Fmr. Senate Majority Leader Tom Daschle was originally nominated to be President Obama’s Secretary of Health and Human Services and the head of his White House health care reform committee. Daschle was touted as the ultimate nominee. A fmr. Senate leader who has friends on Capital Hill and knows how to move legislation, a health care guru informed so much about health care he authored an entire book on the subject, and Daschle is close to health care companies whom will need to be brought on board to some degree in order to pass reform. But then the perfect nominee was undone by his failure to pay $100,000 in taxes for his personal chauffeur.
Obama replaced Daschle with two appointments for the Secretary and the committee position, but Daschle has continued to stay in contact with the White House while going back to work for the health insurance lobby.
Recent days have seen the Obama administration slowly back away from the
“public option” that the administration once claimed was vital for lowering health care costs by inducing government “competition.” This isn’t true, of course, since a government option would eventually destroy private competition because the state does not have to pay taxes, abide by regulations and can subsidize itself. A government option, if a mandate is present, would eventually force all Americans into state-run health care with rationing, declining quality and waiting lines and higher taxes to find the new entitlement program.
Nonetheless, that was what the Obama administration made its key reform for health care. But now the administration has slowly backed off declaring the public option a mere means toward the end of lower cost and if lower cost can be achieved without the public option then that is fine. Liberals have not taken kindly to Obama’s new prescription. I welcome the White House’s reversal, but this post isn’t about what the White House should do to lower cost (and they will not be lowering cost with their new plan), but about how policy is often made in Washington: behind closed doors by lobbyists.
Daschle, as noted, has gone back to work for the insurance lobby all the while still advising the White House. The New York Times recently reported:
But these days it often seems as if Mr. Daschle never left the picture. With unrivaled ties on both ends of Pennsylvania Avenue, he talks constantly with top White House advisers, many of whom previously worked for him.

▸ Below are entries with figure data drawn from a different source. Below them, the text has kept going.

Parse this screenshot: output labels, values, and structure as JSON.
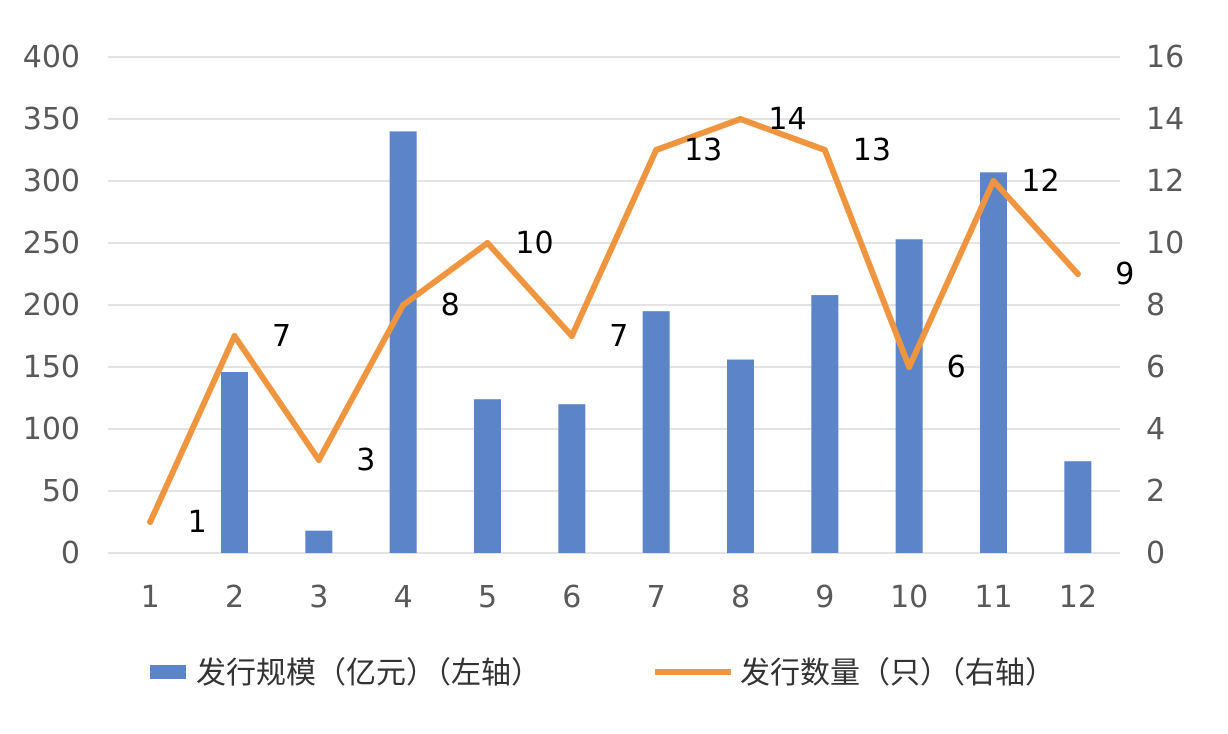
{
  "chart_data": {
    "type": "bar",
    "categories": [
      "1",
      "2",
      "3",
      "4",
      "5",
      "6",
      "7",
      "8",
      "9",
      "10",
      "11",
      "12"
    ],
    "series": [
      {
        "name": "发行规模（亿元）（左轴）",
        "type": "bar",
        "axis": "left",
        "color": "#5b84c9",
        "values": [
          0,
          146,
          18,
          340,
          124,
          120,
          195,
          156,
          208,
          253,
          307,
          74
        ]
      },
      {
        "name": "发行数量（只）（右轴）",
        "type": "line",
        "axis": "right",
        "color": "#f0953f",
        "values": [
          1,
          7,
          3,
          8,
          10,
          7,
          13,
          14,
          13,
          6,
          12,
          9
        ],
        "data_labels": [
          "1",
          "7",
          "3",
          "8",
          "10",
          "7",
          "13",
          "14",
          "13",
          "6",
          "12",
          "9"
        ]
      }
    ],
    "y_left": {
      "range": [
        0,
        400
      ],
      "ticks": [
        "0",
        "50",
        "100",
        "150",
        "200",
        "250",
        "300",
        "350",
        "400"
      ]
    },
    "y_right": {
      "range": [
        0,
        16
      ],
      "ticks": [
        "0",
        "2",
        "4",
        "6",
        "8",
        "10",
        "12",
        "14",
        "16"
      ]
    },
    "grid": true,
    "legend": "bottom"
  }
}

He still speaks frequently to the president, who met with him as recently as Friday morning in the Oval Office. And he remains a highly paid policy adviser to hospital, drug, pharmaceutical and other health care industry clients of Alston & Bird, the law and lobbying firm.
So let’s see. A prominent adviser to the White House advising on health care reform while being paid by clients that oppose a public option. I wonder what affect that will have?:
Now the White House and Senate Democratic leaders appear to be moving toward a blueprint for overhauling the health system, centered on nonprofit insurance cooperatives, that Mr. Daschle began promoting two months ago as a politically feasible alternative to a more muscular government-run insurance plan.
It is an idea that happens to dovetail with the interests of many Alston & Bird clients, like the insurance giant UnitedHealth and the Tennessee Hospital Association.
Yes, there is no lobbying on behalf of clients by Daschle. The Times writes as if Daschle is just innocently advising the White House, but it so “happens” to be that his advise “dovetail[s]” with the policies favored by his clients. I am sure this is all coincidence.
Obama promised a break with the old Washington ways of doing business whereby lobbyists have unrivaled access and strongly influence policy. I never bought it, maybe some liberals will now wake up from their Obamania delusions.
That’s wonderful phraseology — the co-op plan which Daschle is advocating to Obama and which the White House and Senate Democrats are now leaning towards “happens to dovetail with the interests of many [Daschle’s] clients, like the insurance giant UnitedHealth and the Tennessee Hospital Association.” What a weird coincidence; it’s like those companies won a Bingo game (can you believe our number happened to get called?!? what awesome luck we have).